ABSTRACT. This roundtable responds to this year's MeCCSA conference theme from an explicitly feminist angle. Participants will discuss their work relating to, for example, feminist responses to #MeToo, crises of gendered representations on social media and in traditional media, the ‘culture wars’, and feminist (digital) activism. This roundtable is concerned with the ways in which a feminist perspective may offer solutions to ongoing crises or offer vital analytical angles that shine a new light on issues emerging in times of permacrisis, as well as providing ways by/through which individuals and collectives can offer resistance and – potentially – offer optimism and hope. The roundtable aims to prompt discussion of the gendered nature of current crises, and how feminist approaches may offer a response to contemporary political, social, and cultural challenges.

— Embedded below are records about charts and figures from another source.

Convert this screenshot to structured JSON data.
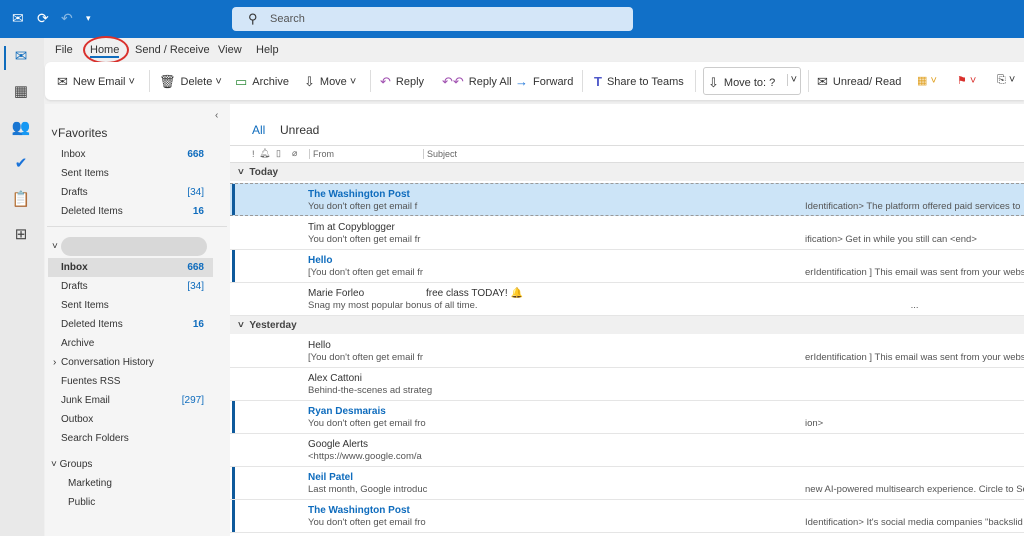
{
  "titlebar": {
    "search_placeholder": "Search"
  },
  "menu": [
    "File",
    "Home",
    "Send / Receive",
    "View",
    "Help"
  ],
  "ribbon": {
    "new_email": "New Email",
    "delete": "Delete",
    "archive": "Archive",
    "move": "Move",
    "reply": "Reply",
    "reply_all": "Reply All",
    "forward": "Forward",
    "share_teams": "Share to Teams",
    "move_to": "Move to: ?",
    "unread_read": "Unread/ Read"
  },
  "folders": {
    "favorites_label": "Favorites",
    "favorites": [
      {
        "name": "Inbox",
        "count": "668"
      },
      {
        "name": "Sent Items",
        "count": ""
      },
      {
        "name": "Drafts",
        "count": "[34]"
      },
      {
        "name": "Deleted Items",
        "count": "16"
      }
    ],
    "account": [
      {
        "name": "Inbox",
        "count": "668"
      },
      {
        "name": "Drafts",
        "count": "[34]"
      },
      {
        "name": "Sent Items",
        "count": ""
      },
      {
        "name": "Deleted Items",
        "count": "16"
      },
      {
        "name": "Archive",
        "count": ""
      },
      {
        "name": "Conversation History",
        "count": ""
      },
      {
        "name": "Fuentes RSS",
        "count": ""
      },
      {
        "name": "Junk Email",
        "count": "[297]"
      },
      {
        "name": "Outbox",
        "count": ""
      },
      {
        "name": "Search Folders",
        "count": ""
      }
    ],
    "groups_label": "Groups",
    "groups": [
      "Marketing",
      "Public"
    ]
  },
  "list": {
    "tabs": [
      "All",
      "Unread"
    ],
    "columns": {
      "from": "From",
      "subject": "Subject"
    },
    "groups": [
      "Today",
      "Yesterday"
    ],
    "today": [
      {
        "from": "The Washington Post",
        "subject": "",
        "preview": "You don't often get email f",
        "right": "Identification>   The platform offered paid services to"
      },
      {
        "from": "Tim at Copyblogger",
        "subject": "",
        "preview": "You don't often get email fr",
        "right": "ification>   Get in while you still can <end>"
      },
      {
        "from": "Hello",
        "subject": "",
        "preview": "[You don't often get email fr",
        "right": "erIdentification ]  This email was sent from your websi"
      },
      {
        "from": "Marie Forleo",
        "subject": "free class TODAY! 🔔",
        "preview": "Snag my most popular bonus of all time.",
        "right": "                                        ..."
      }
    ],
    "yesterday": [
      {
        "from": "Hello",
        "preview": "[You don't often get email fr",
        "right": "erIdentification ]  This email was sent from your websi"
      },
      {
        "from": "Alex Cattoni",
        "preview": "Behind-the-scenes ad strateg",
        "right": ""
      },
      {
        "from": "Ryan Desmarais",
        "preview": "You don't often get email fro",
        "right": "ion>"
      },
      {
        "from": "Google Alerts",
        "preview": "<https://www.google.com/a",
        "right": ""
      },
      {
        "from": "Neil Patel",
        "preview": "Last month, Google introduc",
        "right": "new AI-powered multisearch experience.   Circle to Se"
      },
      {
        "from": "The Washington Post",
        "preview": "You don't often get email fro",
        "right": "Identification>   It's social media companies \"backslid"
      }
    ]
  }
}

Confirmed speakers: Ellie Tomsett, Maryam Ishaq, Beth Johnson and Erin Pritchard
ABSTRACT. Digitisation is a key feature of contemporary urban development, yet many citizens still lack the devices, connectivity and skills to enjoy the benefits that being digitally included can offer – financial, but also social and cultural. According to the Good Things Foundation, 6.9 million people in the UK are digitally excluded and therefore unable to access services that are increasingly moving online – from booking a GP appointment to paying for parking. This is a problem that was brought to light in the Covid 19 pandemic and that continues to persist in the post-pandemic era of economic perma-crisis. At a time when some people need to make a choice between bread and data, how can digital cities become fully inclusive? How can we stop the digital divide from widening the inequality gap? And how can we measure the impact of any interventions? This roundtable discussion will examine the roles of educators, policy makers, non-profit organisations and technology companies in closing the digital gap, with a focus on examples of good practice and their impact.
Speakers
Dr Evie Lucas, Manchester Metropolitan University
Prof Simeon Yates, University of Liverpool
Dave Carter, University of Manchester
Zoe Gould, Manchester Digital Studio Director at Deloitte Digital
Helen Milner OBE, Good Things Foundation
Beena Puri, Greater Manchester Combined Authority
The in-betweeners. Reflections on the positionality of creative ‘scholar-activists’

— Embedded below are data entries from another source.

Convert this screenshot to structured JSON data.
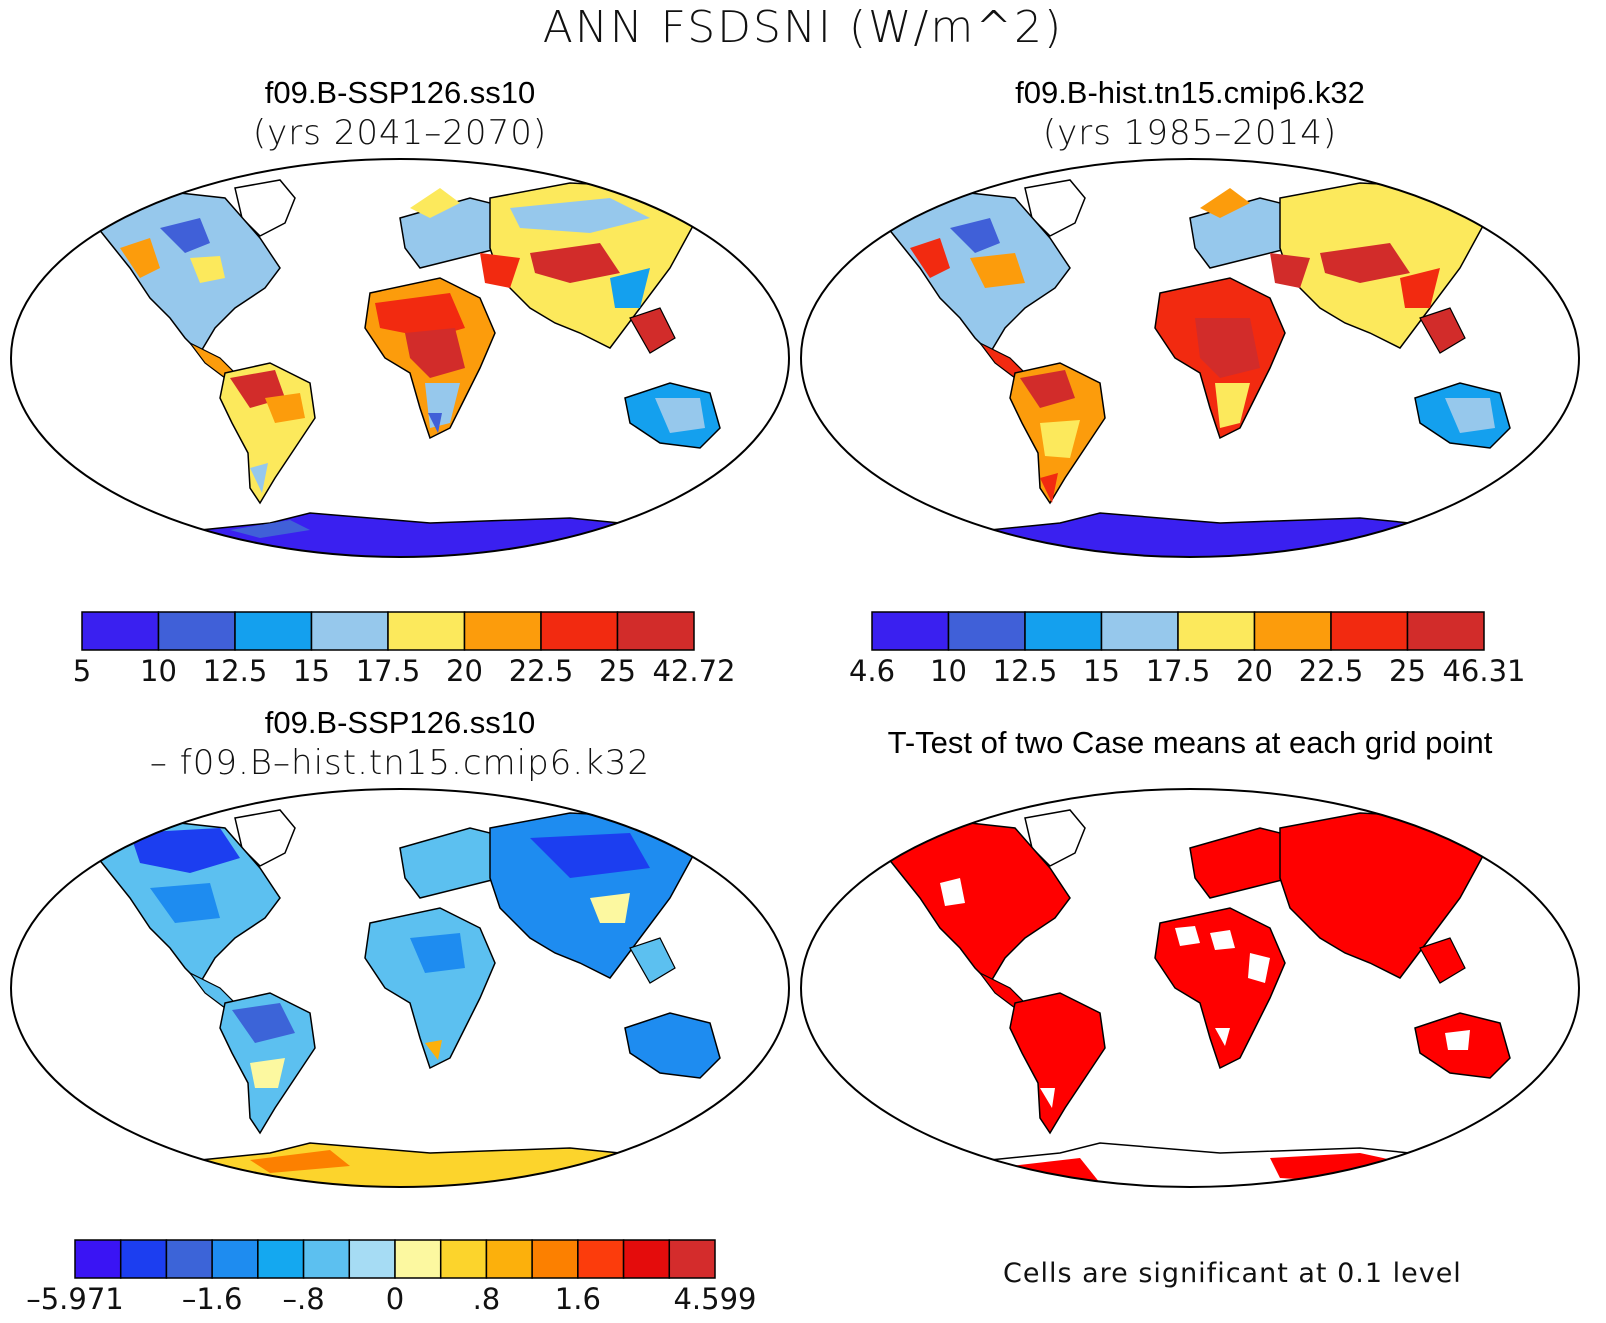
{
  "figure": {
    "title": "ANN FSDSNI (W/m^2)"
  },
  "panels": {
    "case1": {
      "name": "f09.B-SSP126.ss10",
      "years": "(yrs 2041–2070)",
      "colorbar": {
        "labels": [
          "5",
          "10",
          "12.5",
          "15",
          "17.5",
          "20",
          "22.5",
          "25",
          "42.72"
        ],
        "colors": [
          "#3a20f0",
          "#4060d8",
          "#14a0ee",
          "#96c8ec",
          "#fce95c",
          "#fc9c0c",
          "#f22a10",
          "#d22c2a"
        ]
      }
    },
    "case2": {
      "name": "f09.B-hist.tn15.cmip6.k32",
      "years": "(yrs 1985–2014)",
      "colorbar": {
        "labels": [
          "4.6",
          "10",
          "12.5",
          "15",
          "17.5",
          "20",
          "22.5",
          "25",
          "46.31"
        ],
        "colors": [
          "#3a20f0",
          "#4060d8",
          "#14a0ee",
          "#96c8ec",
          "#fce95c",
          "#fc9c0c",
          "#f22a10",
          "#d22c2a"
        ]
      }
    },
    "difference": {
      "line1": "f09.B-SSP126.ss10",
      "line2": "– f09.B–hist.tn15.cmip6.k32",
      "colorbar": {
        "labels": [
          "–5.971",
          "–1.6",
          "–.8",
          "0",
          ".8",
          "1.6",
          "4.599"
        ],
        "colors": [
          "#3a14f4",
          "#1c3ef0",
          "#3c64d8",
          "#1e8cf0",
          "#14a8f0",
          "#5cc0f0",
          "#a6dcf4",
          "#fcf8a0",
          "#fcd42c",
          "#fcb00c",
          "#fc8000",
          "#fc3c0c",
          "#e40c0c",
          "#d42c2c"
        ]
      }
    },
    "ttest": {
      "title": "T-Test of two Case means at each grid point",
      "note": "Cells are significant at 0.1 level",
      "significant_color": "#ff0000"
    }
  }
}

ABSTRACT. This panel draws together a series of reflections and case studies from academic researchers based at King’s College London connected through the Gender, Work and Creative Industries (GWCI) research network. Many of us centre our research around the lived experiences of workers and communities linked to various creative and cultural disciplines. In reference to the conference theme, our work connects with the permanent crisis linked to questions of access, sustainable employment, and value within the creative economy. The panel builds on the positionality of the ‘scholar-activist’ (Brook and Darlington, 2013) placed between problematic working cultures associated with creative labour markers and the extractive university (Burawoy et al., 2023). The presenters, all of whom are employed within the department of Culture, Media and Creative Industries (CMCI), King’s College London (KCL) have independently conducted research into various aspects of inequality, precarious labour and identity across the global creative economy. Each paper offers situated reflections on how each of us respond to the conditions of injustice and inequality through our research practice. Whilst the scope and focus of each of the case studies is different, the papers are united by scholars committed to a feminist ethics of care in research conduct and with regards to how their research is disseminated beyond the academy.